The Wall Street Journal reports on the aftermath of the speech and the accord for future U.S. support for the Afghan government:
In Wednesday’s early hours, President Barack Obama delivered a simple message during a surprise visit to America’s largest military base in Afghanistan: The U.S. will not allow this country to once again be overrun by Islamic hard-liners.
Two hours later, as Mr. Obama was flying back to the U.S., Taliban insurgents issued a jarring reminder of the challenges America still faces in trying to bring a dignified end to a decade of war in Afghanistan. . . .
While the new partnership cements America’s commitment to help Afghanistan after most international forces leave by 2014, Mr. Obama faces hurdles in ensuring that an end to U.S.-led combat missions next year won’t let a resurgent Taliban reclaim control of the country.

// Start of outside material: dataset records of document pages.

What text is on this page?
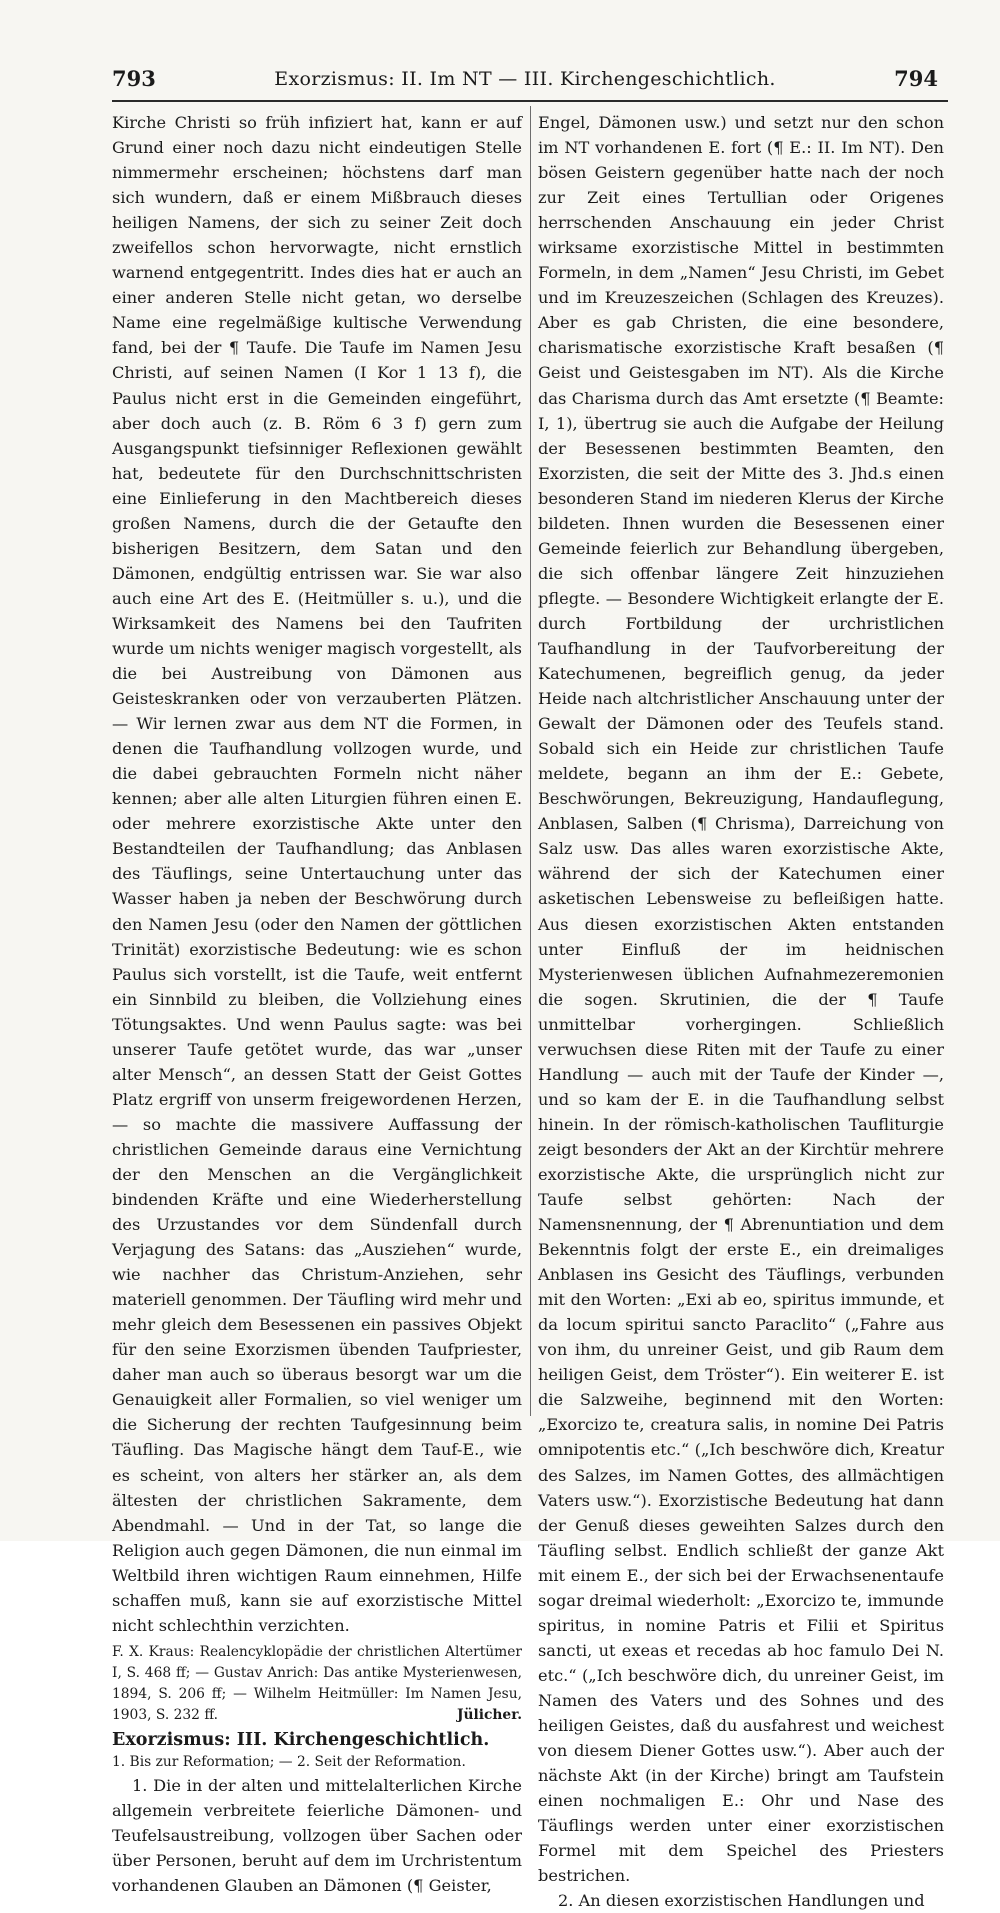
793	Exorzismus: II. Im NT — III. Kirchengeschichtlich.	794

Kirche Christi so früh infiziert hat, kann er auf Grund einer noch dazu nicht eindeutigen Stelle nimmermehr erscheinen; höchstens darf man sich wundern, daß er einem Mißbrauch dieses heiligen Namens, der sich zu seiner Zeit doch zweifellos schon hervorwagte, nicht ernstlich warnend entgegentritt. Indes dies hat er auch an einer anderen Stelle nicht getan, wo derselbe Name eine regelmäßige kultische Verwendung fand, bei der ¶ Taufe. Die Taufe im Namen Jesu Christi, auf seinen Namen (I Kor 1 13 f), die Paulus nicht erst in die Gemeinden eingeführt, aber doch auch (z. B. Röm 6 3 f) gern zum Ausgangspunkt tiefsinniger Reflexionen gewählt hat, bedeutete für den Durchschnittschristen eine Einlieferung in den Machtbereich dieses großen Namens, durch die der Getaufte den bisherigen Besitzern, dem Satan und den Dämonen, endgültig entrissen war. Sie war also auch eine Art des E. (Heitmüller s. u.), und die Wirksamkeit des Namens bei den Taufriten wurde um nichts weniger magisch vorgestellt, als die bei Austreibung von Dämonen aus Geisteskranken oder von verzauberten Plätzen. — Wir lernen zwar aus dem NT die Formen, in denen die Taufhandlung vollzogen wurde, und die dabei gebrauchten Formeln nicht näher kennen; aber alle alten Liturgien führen einen E. oder mehrere exorzistische Akte unter den Bestandteilen der Taufhandlung; das Anblasen des Täuflings, seine Untertauchung unter das Wasser haben ja neben der Beschwörung durch den Namen Jesu (oder den Namen der göttlichen Trinität) exorzistische Bedeutung: wie es schon Paulus sich vorstellt, ist die Taufe, weit entfernt ein Sinnbild zu bleiben, die Vollziehung eines Tötungsaktes. Und wenn Paulus sagte: was bei unserer Taufe getötet wurde, das war „unser alter Mensch“, an dessen Statt der Geist Gottes Platz ergriff von unserm freigewordenen Herzen, — so machte die massivere Auffassung der christlichen Gemeinde daraus eine Vernichtung der den Menschen an die Vergänglichkeit bindenden Kräfte und eine Wiederherstellung des Urzustandes vor dem Sündenfall durch Verjagung des Satans: das „Ausziehen“ wurde, wie nachher das Christum-Anziehen, sehr materiell genommen. Der Täufling wird mehr und mehr gleich dem Besessenen ein passives Objekt für den seine Exorzismen übenden Taufpriester, daher man auch so überaus besorgt war um die Genauigkeit aller Formalien, so viel weniger um die Sicherung der rechten Taufgesinnung beim Täufling. Das Magische hängt dem Tauf-E., wie es scheint, von alters her stärker an, als dem ältesten der christlichen Sakramente, dem Abendmahl. — Und in der Tat, so lange die Religion auch gegen Dämonen, die nun einmal im Weltbild ihren wichtigen Raum einnehmen, Hilfe schaffen muß, kann sie auf exorzistische Mittel nicht schlechthin verzichten.

F. X. Kraus: Realencyklopädie der christlichen Altertümer I, S. 468 ff; — Gustav Anrich: Das antike Mysterienwesen, 1894, S. 206 ff; — Wilhelm Heitmüller: Im Namen Jesu, 1903, S. 232 ff.	Jülicher.

Exorzismus: III. Kirchengeschichtlich.

1. Bis zur Reformation; — 2. Seit der Reformation.

1. Die in der alten und mittelalterlichen Kirche allgemein verbreitete feierliche Dämonen- und Teufelsaustreibung, vollzogen über Sachen oder über Personen, beruht auf dem im Urchristentum vorhandenen Glauben an Dämonen (¶ Geister,

Engel, Dämonen usw.) und setzt nur den schon im NT vorhandenen E. fort (¶ E.: II. Im NT). Den bösen Geistern gegenüber hatte nach der noch zur Zeit eines Tertullian oder Origenes herrschenden Anschauung ein jeder Christ wirksame exorzistische Mittel in bestimmten Formeln, in dem „Namen“ Jesu Christi, im Gebet und im Kreuzeszeichen (Schlagen des Kreuzes). Aber es gab Christen, die eine besondere, charismatische exorzistische Kraft besaßen (¶ Geist und Geistesgaben im NT). Als die Kirche das Charisma durch das Amt ersetzte (¶ Beamte: I, 1), übertrug sie auch die Aufgabe der Heilung der Besessenen bestimmten Beamten, den Exorzisten, die seit der Mitte des 3. Jhd.s einen besonderen Stand im niederen Klerus der Kirche bildeten. Ihnen wurden die Besessenen einer Gemeinde feierlich zur Behandlung übergeben, die sich offenbar längere Zeit hinzuziehen pflegte. — Besondere Wichtigkeit erlangte der E. durch Fortbildung der urchristlichen Taufhandlung in der Taufvorbereitung der Katechumenen, begreiflich genug, da jeder Heide nach altchristlicher Anschauung unter der Gewalt der Dämonen oder des Teufels stand. Sobald sich ein Heide zur christlichen Taufe meldete, begann an ihm der E.: Gebete, Beschwörungen, Bekreuzigung, Handauflegung, Anblasen, Salben (¶ Chrisma), Darreichung von Salz usw. Das alles waren exorzistische Akte, während der sich der Katechumen einer asketischen Lebensweise zu befleißigen hatte. Aus diesen exorzistischen Akten entstanden unter Einfluß der im heidnischen Mysterienwesen üblichen Aufnahmezeremonien die sogen. Skrutinien, die der ¶ Taufe unmittelbar vorhergingen. Schließlich verwuchsen diese Riten mit der Taufe zu einer Handlung — auch mit der Taufe der Kinder —, und so kam der E. in die Taufhandlung selbst hinein. In der römisch-katholischen Taufliturgie zeigt besonders der Akt an der Kirchtür mehrere exorzistische Akte, die ursprünglich nicht zur Taufe selbst gehörten: Nach der Namensnennung, der ¶ Abrenuntiation und dem Bekenntnis folgt der erste E., ein dreimaliges Anblasen ins Gesicht des Täuflings, verbunden mit den Worten: „Exi ab eo, spiritus immunde, et da locum spiritui sancto Paraclito“ („Fahre aus von ihm, du unreiner Geist, und gib Raum dem heiligen Geist, dem Tröster“). Ein weiterer E. ist die Salzweihe, beginnend mit den Worten: „Exorcizo te, creatura salis, in nomine Dei Patris omnipotentis etc.“ („Ich beschwöre dich, Kreatur des Salzes, im Namen Gottes, des allmächtigen Vaters usw.“). Exorzistische Bedeutung hat dann der Genuß dieses geweihten Salzes durch den Täufling selbst. Endlich schließt der ganze Akt mit einem E., der sich bei der Erwachsenentaufe sogar dreimal wiederholt: „Exorcizo te, immunde spiritus, in nomine Patris et Filii et Spiritus sancti, ut exeas et recedas ab hoc famulo Dei N. etc.“ („Ich beschwöre dich, du unreiner Geist, im Namen des Vaters und des Sohnes und des heiligen Geistes, daß du ausfahrest und weichest von diesem Diener Gottes usw.“). Aber auch der nächste Akt (in der Kirche) bringt am Taufstein einen nochmaligen E.: Ohr und Nase des Täuflings werden unter einer exorzistischen Formel mit dem Speichel des Priesters bestrichen.

2. An diesen exorzistischen Handlungen und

Umm, the first problem in meeting that objective might be that Obama is no longer even willing to identify the Taliban as the enemy. It’s hard to disable an opponent you’ve defined as something less than a critical problem.
To make matters worse, the administration has emboldened Taliban fighters by chasing after them to negotiate something or other. (When we’ve announced we are departing, what’s to talk about and who’s going to enforce it?) Foreign policy expert Michael Rubin (unrelated) writes: “The same Taliban groups with whom the Americans and British now negotiate have, since the beginning of dialogue, attacked hotels in Kabul, the British and American embassies, and Afghan government buildings. There appears to be a direct correlation between the urgency of State Department outreach and the boldness of Taliban attacks.”
Rubin recommends: “If the Taliban seeks to bolster its negotiating position by launching attacks, it is time for American forces to do likewise—not precise attacks to take out a single high value target, but missions to slaughter hundreds of Taliban fighters regardless of their rank and wherever they seek to hide.” But wait .The president ruled that out. In his speech, he declared that our objective was not to “eradicate every vestige of the Taliban” because that would take too long, cost too much and could risk American lives.
In other words, he does not have the will to engage Taliban fighters, so let’s write them out of the equation, negotiate a “deal” and get out. That’s fine, but let’s not confuse this with achieving our objectives, ensuring Afghanistan’s survival or conveying steadfastness to our enemies.
And while Obama would have us believe there are no other terrorist networks or groups to worry about, events again served as an unpleasant reminder. (“While the Taliban claimed responsibility for staging Wednesday’s early-morning attack in Kabul, Mr. Crocker said he didn’t rule out the involvement of the Haqqani Network, an autonomous Taliban ally based in Pakistan that has been linked to most of the high-profile attacks on the Afghan capital.”) The president didn’t have much to say about that, did he?
The simpler and shorter you make the list of foes, the easier it is to declare that the war is at an “end.” But that’s a fiction derived by excluding and ignoring the full range of threats. It’s a definitional sleight of hand that serves Obama’s purposes, but doesn’t really address the national security issues that once upon a time this president recognized were critical.